The expectation value of obs as a float.

mitiq.interface.mitiq_qiskit.qiskit_utils.initialized_depolarizing_noise(noise_level)[source]#

Initializes a depolarizing noise Qiskit NoiseModel.

Parameters:

noise_level (float) – The noise strength as a float, e.g., 0.01 is 1%.

Return type:

NoiseModel

Returns:

A Qiskit depolarizing NoiseModel.

mitiq.interface.mitiq_qiskit.qiskit_utils.sample_bitstrings(circuit, backend=None, noise_model=None, shots=10000, measure_all=False, qubit_indices=None)[source]#

Returns measurement bitstrings obtained from executing the input circuit on a Qiskit backend (passed as an argument). Note that the input circuit must contain measurement gates (unless measure_all is True).

Parameters:
  • circuit (QuantumCircuit) – The input Qiskit circuit.
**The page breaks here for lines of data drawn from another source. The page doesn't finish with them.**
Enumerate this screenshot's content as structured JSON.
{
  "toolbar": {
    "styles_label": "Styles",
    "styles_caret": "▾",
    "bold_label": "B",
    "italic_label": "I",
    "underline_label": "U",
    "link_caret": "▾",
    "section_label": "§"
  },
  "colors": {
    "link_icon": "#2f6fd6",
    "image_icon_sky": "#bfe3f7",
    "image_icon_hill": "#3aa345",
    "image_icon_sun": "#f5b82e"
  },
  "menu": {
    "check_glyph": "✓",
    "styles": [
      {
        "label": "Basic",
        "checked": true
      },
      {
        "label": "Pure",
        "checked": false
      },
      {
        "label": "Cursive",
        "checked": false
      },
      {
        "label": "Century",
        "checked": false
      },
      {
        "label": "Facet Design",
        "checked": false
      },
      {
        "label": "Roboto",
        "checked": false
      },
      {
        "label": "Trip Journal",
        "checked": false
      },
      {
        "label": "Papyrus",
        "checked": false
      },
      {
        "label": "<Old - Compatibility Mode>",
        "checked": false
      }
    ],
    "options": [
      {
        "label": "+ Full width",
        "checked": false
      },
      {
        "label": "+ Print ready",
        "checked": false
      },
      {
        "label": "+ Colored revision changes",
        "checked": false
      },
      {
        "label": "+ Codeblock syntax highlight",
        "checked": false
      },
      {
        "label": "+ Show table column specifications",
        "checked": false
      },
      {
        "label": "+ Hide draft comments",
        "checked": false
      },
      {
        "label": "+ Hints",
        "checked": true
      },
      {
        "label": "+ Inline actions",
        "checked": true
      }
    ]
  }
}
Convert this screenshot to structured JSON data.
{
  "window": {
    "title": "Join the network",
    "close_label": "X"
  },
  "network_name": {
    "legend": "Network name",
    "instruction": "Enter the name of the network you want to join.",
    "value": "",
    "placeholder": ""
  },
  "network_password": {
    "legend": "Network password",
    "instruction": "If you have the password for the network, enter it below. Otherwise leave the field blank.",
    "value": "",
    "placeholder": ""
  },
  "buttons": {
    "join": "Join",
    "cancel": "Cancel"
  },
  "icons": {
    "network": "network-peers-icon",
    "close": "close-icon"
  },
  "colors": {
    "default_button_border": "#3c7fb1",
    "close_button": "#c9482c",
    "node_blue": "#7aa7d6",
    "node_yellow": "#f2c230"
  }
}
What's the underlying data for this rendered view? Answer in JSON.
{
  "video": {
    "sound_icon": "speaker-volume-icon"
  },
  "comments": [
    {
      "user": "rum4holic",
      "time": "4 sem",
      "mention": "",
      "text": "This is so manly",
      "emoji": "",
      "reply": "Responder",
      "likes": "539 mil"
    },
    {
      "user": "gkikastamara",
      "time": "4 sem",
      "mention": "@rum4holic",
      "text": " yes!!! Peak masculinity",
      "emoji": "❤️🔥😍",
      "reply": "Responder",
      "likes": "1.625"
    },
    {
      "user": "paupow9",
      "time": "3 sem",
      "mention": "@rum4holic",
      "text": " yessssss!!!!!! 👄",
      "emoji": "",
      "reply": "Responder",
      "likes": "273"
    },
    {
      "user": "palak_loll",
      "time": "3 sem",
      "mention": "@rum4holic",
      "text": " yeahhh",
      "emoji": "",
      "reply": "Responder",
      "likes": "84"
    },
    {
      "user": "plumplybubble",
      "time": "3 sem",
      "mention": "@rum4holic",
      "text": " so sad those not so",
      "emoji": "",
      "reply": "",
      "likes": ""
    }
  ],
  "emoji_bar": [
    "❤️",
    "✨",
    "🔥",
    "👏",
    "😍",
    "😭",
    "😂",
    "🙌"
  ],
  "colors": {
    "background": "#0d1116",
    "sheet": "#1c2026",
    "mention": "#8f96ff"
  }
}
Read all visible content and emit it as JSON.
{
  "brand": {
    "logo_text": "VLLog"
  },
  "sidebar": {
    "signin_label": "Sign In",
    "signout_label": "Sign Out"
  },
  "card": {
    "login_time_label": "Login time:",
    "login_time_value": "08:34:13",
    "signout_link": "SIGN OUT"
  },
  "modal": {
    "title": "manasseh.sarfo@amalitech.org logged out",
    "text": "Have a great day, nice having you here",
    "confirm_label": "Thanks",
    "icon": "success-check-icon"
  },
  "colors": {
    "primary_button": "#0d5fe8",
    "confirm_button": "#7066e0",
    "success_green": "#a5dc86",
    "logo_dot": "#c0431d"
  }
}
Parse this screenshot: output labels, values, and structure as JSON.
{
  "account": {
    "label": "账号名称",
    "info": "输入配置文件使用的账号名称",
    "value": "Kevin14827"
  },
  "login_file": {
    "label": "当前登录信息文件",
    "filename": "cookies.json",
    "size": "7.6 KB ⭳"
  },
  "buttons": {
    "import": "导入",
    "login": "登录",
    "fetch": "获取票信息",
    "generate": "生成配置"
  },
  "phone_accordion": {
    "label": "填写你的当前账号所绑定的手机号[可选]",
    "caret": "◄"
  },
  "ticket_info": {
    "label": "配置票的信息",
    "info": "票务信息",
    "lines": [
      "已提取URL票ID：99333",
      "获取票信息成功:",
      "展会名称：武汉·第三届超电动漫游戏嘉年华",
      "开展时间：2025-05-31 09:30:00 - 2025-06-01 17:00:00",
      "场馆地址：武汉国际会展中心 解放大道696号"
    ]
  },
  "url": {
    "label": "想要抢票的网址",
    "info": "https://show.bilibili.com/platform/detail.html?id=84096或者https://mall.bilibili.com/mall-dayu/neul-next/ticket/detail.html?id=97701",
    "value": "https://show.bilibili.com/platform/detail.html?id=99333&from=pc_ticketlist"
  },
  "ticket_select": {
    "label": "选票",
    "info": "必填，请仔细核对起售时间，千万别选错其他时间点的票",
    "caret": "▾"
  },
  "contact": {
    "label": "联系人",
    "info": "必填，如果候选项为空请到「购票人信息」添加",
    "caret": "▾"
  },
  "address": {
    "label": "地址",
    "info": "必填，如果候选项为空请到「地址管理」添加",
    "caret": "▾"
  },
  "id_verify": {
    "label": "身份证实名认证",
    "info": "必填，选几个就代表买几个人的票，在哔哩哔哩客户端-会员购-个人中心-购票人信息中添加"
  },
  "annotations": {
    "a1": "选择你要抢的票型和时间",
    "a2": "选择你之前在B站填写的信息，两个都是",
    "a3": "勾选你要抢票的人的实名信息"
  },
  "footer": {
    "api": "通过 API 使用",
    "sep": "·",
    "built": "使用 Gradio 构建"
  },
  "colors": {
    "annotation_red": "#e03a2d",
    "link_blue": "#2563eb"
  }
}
  • backend (Optional[Backend]) – A real or fake Qiskit backend. The input circuit should be transpiled into a compatible gate set. It may be necessary to set optimization_level=0 when transpiling.

  • noise_model (Optional[NoiseModel]) – A valid Qiskit NoiseModel object. This option is used if and only if backend is None. In this case a default density matrix simulator is used with optimization_level=0.

  • shots (int) – The number of measurements.

  • measure_all (bool) – If True, measurement gates are applied to all qubits.

  • qubit_indices (Optional[Tuple[int]]) – Optional qubit indices associated to bitstrings.

Return type:

MeasurementResult

Returns:

The measured bitstrings casted as a Mitiq MeasurementResult object.